Die Straßenbahnlinie 4 liegt bislang hinter den Erwartungen zurück. Zwar sind die Fahrgastzahlen der Linie stetig gestiegen, doch wurden die prognostizierten 4800 Fahrgäste pro Werktag bisher nicht erreicht.
Die Straßenbahnlinie 4 fährt den in sie gesetzten Erwartungen noch ein bisschen hinterher. Die prognostizierten Zahlen von 4800 Fahrgästen pro Werktag wurden bisher nicht erreicht. Nicht nur Bahngegner machen sich deshalb Gedanken darüber, ob damit die ausgehandelten Verträge zur Kostenübernahme auf den Prüfstand müssen.
Wie würden die Kosten dann neu verteilt, überlegt man in Lilienthal und in Bremen. Dort hatte die FDP-Fraktion im Senat jetzt eine Kleine Anfrage gestellt: zu Fahrgastzahlen, zu den Buslinien 630 und 670 und auch – aus Bremer Sicht – zu der Frage, ob die vertraglichen Konditionen mit der Gemeinde Lilienthal neu verhandelt werden müssten. Und unabhängig von der FDP-Anfrage: Wie steht es eigentlich mit dem vergünstigten Kurzzeitticket für Lilienthal, von dem manche wissen wollen, dass eine Testphase bereits am 1. Januar 2017 beginnt?
Kontinuierliche Steigerung der Fahrgastzahlen
Die BSAG hat seit dem Start der Linie 4 im August 2014 kontinuierlich gemessen und kam im September 2014 bei den werktäglichen Ein- und Ausstiegen innerhalb Lilienthals auf rund 3000 Fahrgäste. Seitdem habe sich die Benutzung der Bahn kontinuierlich gesteigert. Ein Jahr später, im September 2015, habe sie bei 3700 Ein- und Ausstiegen gelegen, im April 2016 bei 4700.
Weitere Ergebnisse: Auch an der Landesgrenze zwischen Bremen und Niedersachsen ist der stetige Aufwärtstrend zu erkennen.

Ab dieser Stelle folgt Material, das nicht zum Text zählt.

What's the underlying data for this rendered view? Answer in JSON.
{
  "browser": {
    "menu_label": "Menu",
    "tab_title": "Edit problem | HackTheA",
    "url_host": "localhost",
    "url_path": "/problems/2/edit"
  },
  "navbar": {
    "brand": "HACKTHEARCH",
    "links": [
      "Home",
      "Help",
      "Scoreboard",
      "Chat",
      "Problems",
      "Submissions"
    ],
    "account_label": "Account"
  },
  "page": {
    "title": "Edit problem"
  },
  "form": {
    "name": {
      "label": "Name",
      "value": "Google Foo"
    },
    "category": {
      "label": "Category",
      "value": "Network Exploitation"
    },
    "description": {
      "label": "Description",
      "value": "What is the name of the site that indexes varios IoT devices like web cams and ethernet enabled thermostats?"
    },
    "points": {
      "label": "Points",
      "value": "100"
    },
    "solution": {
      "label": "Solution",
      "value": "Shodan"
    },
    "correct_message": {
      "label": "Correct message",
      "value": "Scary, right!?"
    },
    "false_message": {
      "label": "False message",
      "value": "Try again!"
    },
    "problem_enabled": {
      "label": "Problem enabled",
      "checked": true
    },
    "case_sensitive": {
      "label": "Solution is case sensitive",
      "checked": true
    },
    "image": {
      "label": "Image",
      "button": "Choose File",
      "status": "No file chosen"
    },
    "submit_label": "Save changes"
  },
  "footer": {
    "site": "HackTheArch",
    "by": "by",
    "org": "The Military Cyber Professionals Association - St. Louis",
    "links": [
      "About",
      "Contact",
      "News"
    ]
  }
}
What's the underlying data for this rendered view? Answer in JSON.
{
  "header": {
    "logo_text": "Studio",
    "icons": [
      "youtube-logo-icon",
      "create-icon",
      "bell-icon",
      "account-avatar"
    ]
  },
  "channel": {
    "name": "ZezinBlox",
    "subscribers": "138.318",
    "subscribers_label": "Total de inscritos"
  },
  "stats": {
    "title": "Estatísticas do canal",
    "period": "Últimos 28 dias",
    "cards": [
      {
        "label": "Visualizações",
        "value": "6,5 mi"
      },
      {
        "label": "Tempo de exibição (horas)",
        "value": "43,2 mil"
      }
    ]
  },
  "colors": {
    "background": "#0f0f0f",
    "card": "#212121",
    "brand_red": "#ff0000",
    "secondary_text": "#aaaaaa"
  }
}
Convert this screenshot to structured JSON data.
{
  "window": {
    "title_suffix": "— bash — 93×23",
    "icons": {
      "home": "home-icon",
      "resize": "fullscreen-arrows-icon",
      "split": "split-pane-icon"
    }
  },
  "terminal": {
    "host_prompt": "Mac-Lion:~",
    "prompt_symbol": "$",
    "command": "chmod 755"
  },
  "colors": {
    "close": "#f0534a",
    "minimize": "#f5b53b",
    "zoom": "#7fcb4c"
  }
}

Im April 2016 waren es täglich 3200 Fahrgäste gegenüber 2700 im April 2015. Daraus könne ermittelt werden, dass im Binnenverkehr täglich rund 750 Fahrten ausschließlich innerhalb Lilienthals stattfänden. Dieser Wert habe ein Jahr zuvor noch bei etwa 650 Fahrten pro Tag gelegen. Mit knapp 70 Prozent fänden etwa zwei Drittel der Fahrten über die Landesgrenze hinweg statt, ein Drittel verbleibe im Binnenverkehr in Lilienthal.
Busse enden nicht am Kreuz
Anders als bei der Linie 4 gibt es auf den Buslinien 630 und 670 keine regelmäßigen Fahrgastzählungen, mithin auch keine verlässlichen Zahlen. Die Busse spielen allerdings bei der Beantwortung der Frage, warum die prognostizierten und die tatsächlichen Fahrgastzahlen voneinander abweichen, eine wichtige Rolle. Bei der Standardisierten Bewertung des Jahres 2008 – Zielzahl: 4800 Fahrgäste – war man davon ausgegangen und hatte es auch so vereinbart, dass die Überlandbusse am Falkenberger Kreuz enden, die Fahrgäste also in die Bahn umsteigen.
Die Entwicklung der Fahrgastnachfrage auf den Linien 630 und 670 habe die betroffenen Gebietskörperschaften und den ZVBN jedoch dazu bewogen, das Angebot mit direkter Anbindung an den Bremer Hauptbahnhof beizubehalten, vor allem auch, um durch das Umsteigen bedingte Reisezeitverluste für die Fahrgäste aus den Bereichen Worpswede, Grasberg und Tarmstedt zu vermeiden. Hinzu komme, dass die Busse auch das Lilienthaler Zentrum anfahren.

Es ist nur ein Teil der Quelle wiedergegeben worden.